El lugar, junto con sus personas, era muy diferente al continente americano, y en general, a todo lo que habían conocido durante la infancia. Todavía, mientras Abel trataba de distraer su mente en algo que no fuera el recuerdo dorado de Chelsea, podía sentir esos días en los que Manhattan lo había recibido como uno más, sin saber que era un enemigo de uno de los suyos.

—Son las cinco de la mañana, ¿por qué rayos estamos despiertos?

—No sé cuántas horas hay de diferencia entre las lunas y Tokio, pero si he de entender que aquí los extranjeros suelen voltear mucho su horario de sueño.

—Muy bien dicho, Abel. El asunto es que, aunque sean altas horas de la madrugada, sería bueno echarle un vistazo al lugar— anuncia El Conquistador poniéndose de pie.

—Enloqueció, ¿no es así? Aquí nadie está despierto a esta hora.

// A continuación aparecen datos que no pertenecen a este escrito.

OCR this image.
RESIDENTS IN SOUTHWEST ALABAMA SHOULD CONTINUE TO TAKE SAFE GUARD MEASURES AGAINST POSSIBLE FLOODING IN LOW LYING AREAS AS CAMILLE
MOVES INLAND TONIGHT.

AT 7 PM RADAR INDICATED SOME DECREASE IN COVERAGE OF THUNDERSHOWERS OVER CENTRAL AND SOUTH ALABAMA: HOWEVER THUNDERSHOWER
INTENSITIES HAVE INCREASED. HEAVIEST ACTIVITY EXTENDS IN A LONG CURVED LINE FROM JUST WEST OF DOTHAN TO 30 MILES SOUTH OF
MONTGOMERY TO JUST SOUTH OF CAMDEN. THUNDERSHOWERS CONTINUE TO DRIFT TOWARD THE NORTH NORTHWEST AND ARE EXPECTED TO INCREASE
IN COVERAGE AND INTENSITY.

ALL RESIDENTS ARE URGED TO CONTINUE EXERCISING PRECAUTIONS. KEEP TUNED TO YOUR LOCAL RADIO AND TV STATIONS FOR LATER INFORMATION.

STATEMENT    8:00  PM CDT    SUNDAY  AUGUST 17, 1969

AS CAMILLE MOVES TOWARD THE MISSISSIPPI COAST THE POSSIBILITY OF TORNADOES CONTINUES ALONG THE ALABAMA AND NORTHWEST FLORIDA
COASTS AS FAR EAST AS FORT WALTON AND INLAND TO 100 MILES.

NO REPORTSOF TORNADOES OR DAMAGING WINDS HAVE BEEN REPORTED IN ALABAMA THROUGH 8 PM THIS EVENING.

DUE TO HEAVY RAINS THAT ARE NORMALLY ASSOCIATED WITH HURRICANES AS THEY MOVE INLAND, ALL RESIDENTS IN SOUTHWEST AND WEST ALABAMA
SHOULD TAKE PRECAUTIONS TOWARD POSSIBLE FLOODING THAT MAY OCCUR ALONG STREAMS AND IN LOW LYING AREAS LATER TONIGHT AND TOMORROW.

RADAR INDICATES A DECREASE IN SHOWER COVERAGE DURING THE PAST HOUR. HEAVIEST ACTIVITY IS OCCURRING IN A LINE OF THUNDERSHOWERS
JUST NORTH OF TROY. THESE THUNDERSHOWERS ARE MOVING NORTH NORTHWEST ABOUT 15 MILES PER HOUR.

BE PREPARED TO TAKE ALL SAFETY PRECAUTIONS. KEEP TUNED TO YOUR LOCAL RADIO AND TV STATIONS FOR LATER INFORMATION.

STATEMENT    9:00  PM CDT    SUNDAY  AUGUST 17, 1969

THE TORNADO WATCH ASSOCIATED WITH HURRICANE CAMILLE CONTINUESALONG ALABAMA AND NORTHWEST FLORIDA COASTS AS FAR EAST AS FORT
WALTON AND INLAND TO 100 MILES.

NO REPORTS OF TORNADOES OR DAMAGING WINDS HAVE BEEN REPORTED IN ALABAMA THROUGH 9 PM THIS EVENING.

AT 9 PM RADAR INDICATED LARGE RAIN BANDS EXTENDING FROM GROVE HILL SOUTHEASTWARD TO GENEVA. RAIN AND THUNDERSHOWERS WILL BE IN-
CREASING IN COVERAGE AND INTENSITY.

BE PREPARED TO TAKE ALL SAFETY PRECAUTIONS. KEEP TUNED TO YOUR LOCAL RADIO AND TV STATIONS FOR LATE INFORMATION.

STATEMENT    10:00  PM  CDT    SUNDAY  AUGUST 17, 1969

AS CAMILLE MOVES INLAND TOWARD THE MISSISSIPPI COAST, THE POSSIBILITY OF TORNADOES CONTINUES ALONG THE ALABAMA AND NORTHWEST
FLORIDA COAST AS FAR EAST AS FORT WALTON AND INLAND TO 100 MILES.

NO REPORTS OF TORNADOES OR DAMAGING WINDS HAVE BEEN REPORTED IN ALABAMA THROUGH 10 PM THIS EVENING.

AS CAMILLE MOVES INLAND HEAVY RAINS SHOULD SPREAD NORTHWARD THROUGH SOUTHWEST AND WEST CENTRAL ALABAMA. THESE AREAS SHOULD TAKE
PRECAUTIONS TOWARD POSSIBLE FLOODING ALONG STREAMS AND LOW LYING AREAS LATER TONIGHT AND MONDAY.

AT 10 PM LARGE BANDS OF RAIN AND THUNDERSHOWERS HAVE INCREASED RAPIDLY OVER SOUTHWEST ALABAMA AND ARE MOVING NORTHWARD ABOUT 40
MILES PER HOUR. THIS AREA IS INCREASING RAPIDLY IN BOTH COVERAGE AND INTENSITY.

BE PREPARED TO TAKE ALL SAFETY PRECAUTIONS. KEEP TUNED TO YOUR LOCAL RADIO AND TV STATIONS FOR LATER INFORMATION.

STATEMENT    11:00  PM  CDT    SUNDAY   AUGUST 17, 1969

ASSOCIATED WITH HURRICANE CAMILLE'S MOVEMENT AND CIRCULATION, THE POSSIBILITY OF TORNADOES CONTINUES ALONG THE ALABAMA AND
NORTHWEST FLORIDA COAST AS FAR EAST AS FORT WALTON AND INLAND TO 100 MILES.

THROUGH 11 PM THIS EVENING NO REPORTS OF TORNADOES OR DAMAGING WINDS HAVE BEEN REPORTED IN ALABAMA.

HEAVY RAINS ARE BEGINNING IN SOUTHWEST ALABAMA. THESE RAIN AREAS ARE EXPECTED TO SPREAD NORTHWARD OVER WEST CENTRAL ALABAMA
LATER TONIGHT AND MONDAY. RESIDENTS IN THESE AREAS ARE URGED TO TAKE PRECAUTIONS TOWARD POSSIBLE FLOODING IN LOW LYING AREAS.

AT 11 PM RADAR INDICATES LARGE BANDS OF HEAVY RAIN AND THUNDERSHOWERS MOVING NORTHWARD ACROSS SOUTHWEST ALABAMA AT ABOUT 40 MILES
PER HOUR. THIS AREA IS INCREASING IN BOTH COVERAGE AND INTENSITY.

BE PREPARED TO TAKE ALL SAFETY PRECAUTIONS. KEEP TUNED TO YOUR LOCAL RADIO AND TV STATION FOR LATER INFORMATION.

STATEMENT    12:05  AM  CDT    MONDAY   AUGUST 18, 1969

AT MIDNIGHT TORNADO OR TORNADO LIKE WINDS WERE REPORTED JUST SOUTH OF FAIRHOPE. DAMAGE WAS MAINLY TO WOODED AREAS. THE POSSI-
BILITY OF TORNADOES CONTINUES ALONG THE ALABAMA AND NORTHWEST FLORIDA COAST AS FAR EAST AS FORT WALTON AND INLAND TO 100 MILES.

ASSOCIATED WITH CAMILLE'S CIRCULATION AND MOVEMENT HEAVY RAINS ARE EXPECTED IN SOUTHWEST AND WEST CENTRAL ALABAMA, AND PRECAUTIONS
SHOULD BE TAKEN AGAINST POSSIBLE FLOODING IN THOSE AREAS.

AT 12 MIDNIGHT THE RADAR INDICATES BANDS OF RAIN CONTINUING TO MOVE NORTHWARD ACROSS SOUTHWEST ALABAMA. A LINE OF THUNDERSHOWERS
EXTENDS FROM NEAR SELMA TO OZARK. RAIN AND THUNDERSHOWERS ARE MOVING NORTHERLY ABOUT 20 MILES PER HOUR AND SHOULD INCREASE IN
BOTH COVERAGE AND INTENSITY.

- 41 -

—Basta, Owen. Tal vez sea buena idea observar sin nadie al acecho— lo reprende Abel caminando hacia la puerta.

  El moreno, suspirando con molestia, sale y cierra la puerta detrás de él. La frescura previa a un alba amarillenta los hace fruncir el ceño, y al tiempo que admiraban los diferentes letreros y una que otra persona corriendo para alcanzar un autobús, los tres se sorprenden al encontrar las puertas del hotel abiertas.

  Un mapa sucio y húmedo, pegado en la pared de una calle, los hizo orientarse poco a poco. Explorar un espacio desconocido, y que en cualquier momento podría ser una amenaza, le traía a Samuel recuerdos vagos de la adolescencia, cuando en diversos entrenamientos los obligaban a evaluar un área simulada en medio de una habitación. Sin embargo, las cosas imaginarias solían volverse tan reales, que muchos no soportaban los estragos de su propia mente.

  Continuaron el recorrido con las manos ocultas y abrigadas. Pisadas silenciosas los hacían mirar de reojo en todas direcciones, y soltar aire con alivio al divisar a humanos como resultado final de un examen nervioso. Avanzaban de forma rápida, manteniendo la distancia entre ellos, aunque no se separaban por más de unos minutos. La red de transporte público se hizo presente, y aunque el japonés era el que dominaba la boca de cada individuo que empezaba el día, la traducción no dejaba de verse al final de cada indicación. 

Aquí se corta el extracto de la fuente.